The group further went on to add that the nicknames of the affiliates have “nothing to do with their real nicknames on forums and even nicknames in messengers.”

That’s not all. The post also attempted to discredit law enforcement agencies, claiming the real “Bassterlord” has not been identified, and that the FBI actions are “aimed at destroying the reputation of my affiliate program.”

“Why did it take 4 days to recover? Because I had to edit the source code for the latest version of PHP, as there was incompatibility,” they said.

“I will stop being lazy and make it so that absolutely every build loker will be with maximum protection, now there will be no automatic trial decrypt, all trial decrypts and the issuance of decryptors will be made only in manual mode. Thus in the possible next attack, the FBI will not be able to get a single decryptor for free.”

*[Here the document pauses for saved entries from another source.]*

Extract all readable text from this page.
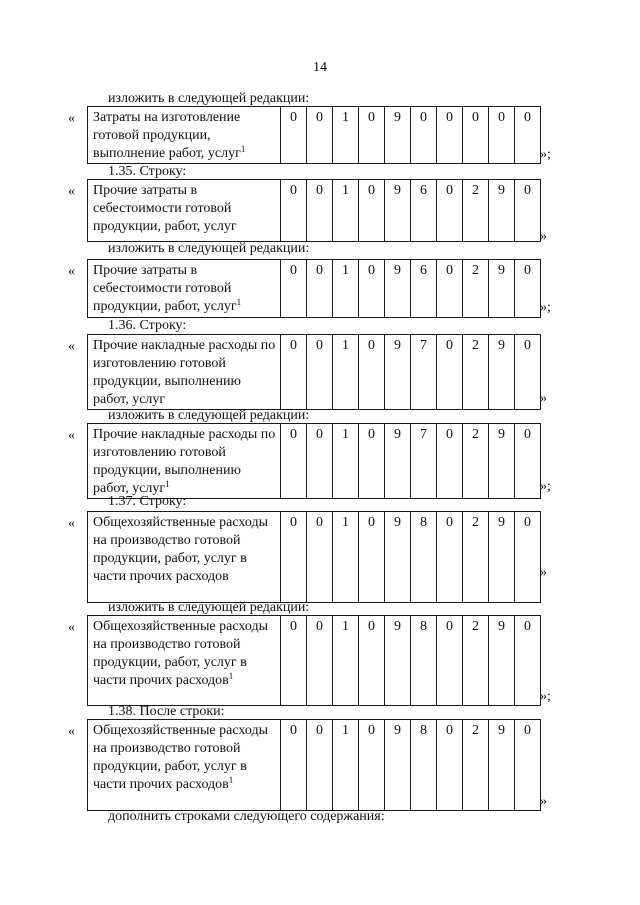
14
изложить в следующей редакции:
« Затраты на изготовление готовой продукции, выполнение работ, услуг$^1$	0	0	1	0	9	0	0	0	0	0
»;
1.35. Строку:
« Прочие затраты в себестоимости готовой продукции, работ, услуг	0	0	1	0	9	6	0	2	9	0
»
изложить в следующей редакции:
« Прочие затраты в себестоимости готовой продукции, работ, услуг$^1$	0	0	1	0	9	6	0	2	9	0
»;
1.36. Строку:
« Прочие накладные расходы по изготовлению готовой продукции, выполнению работ, услуг	0	0	1	0	9	7	0	2	9	0
»
изложить в следующей редакции:
« Прочие накладные расходы по изготовлению готовой продукции, выполнению работ, услуг$^1$	0	0	1	0	9	7	0	2	9	0
»;
1.37. Строку:
« Общехозяйственные расходы на производство готовой продукции, работ, услуг в части прочих расходов	0	0	1	0	9	8	0	2	9	0
»
изложить в следующей редакции:
« Общехозяйственные расходы на производство готовой продукции, работ, услуг в части прочих расходов$^1$	0	0	1	0	9	8	0	2	9	0
»;
1.38. После строки:
« Общехозяйственные расходы на производство готовой продукции, работ, услуг в части прочих расходов$^1$	0	0	1	0	9	8	0	2	9	0
»
дополнить строками следующего содержания:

Russia Arrests Three SugarLocker Members

The development comes as Russian law enforcement officials have arrested three individuals, including Aleksandr Nenadkevichite Ermakov (aka blade_runner, GustaveDore, or JimJones), in connection with the SugarLocker ransomware group.

“The attackers worked under the guise of a legitimate IT firm Shtazi-IT, which offers services for the development of landing pages, mobile applications, scripts, parsers, and online stores,” Russian cybersecurity firm F.A.C.C.T. said. “The company openly posted ads for hiring new employees.”

The operators have also been accused of developing custom malware, creating phishing sites for online stores, and driving user traffic to fraudulent schemes popular in Russia and the Commonwealth of Independent States (CIS) nations.

SugarLocker first appeared in early 2021 and later began to be offered under the ransomware-as-a-service (RaaS) model, leasing its malware to other partners under an affiliate program to breach targets and deploy the ransomware payload.


Nearly three-fourths of the ransom proceeds go to the affiliates, a figure that jumps to 90% if the payment exceeds $5 million. The cybercrime gang’s links to Shtazi-IT were previously disclosed by Intel 471 last month.

The arrest of Ermakov is notable, as it comes in the wake of Australia, the U.K., and the U.S. imposing financial sanctions against him for his alleged role in the 2022 ransomware attack against health insurance provider Medibank.

The ransomware attack, which took place in late October 2022 and attributed to the now-defunct REvil ransomware crew, led to the unauthorized access of approximately 9.7 million of its current and former customers.

The stolen information included names, dates of birth, Medicare numbers, and sensitive medical information, including records on mental health, sexual health, and drug use. Some of these records also found their way to the dark web.

It also follows a report from news agency TASS, which revealed that a 49-year-old Russian national is set to face trial on charges of carrying out a cyber attack on technological control systems that left 38 settlements of the Vologda without power.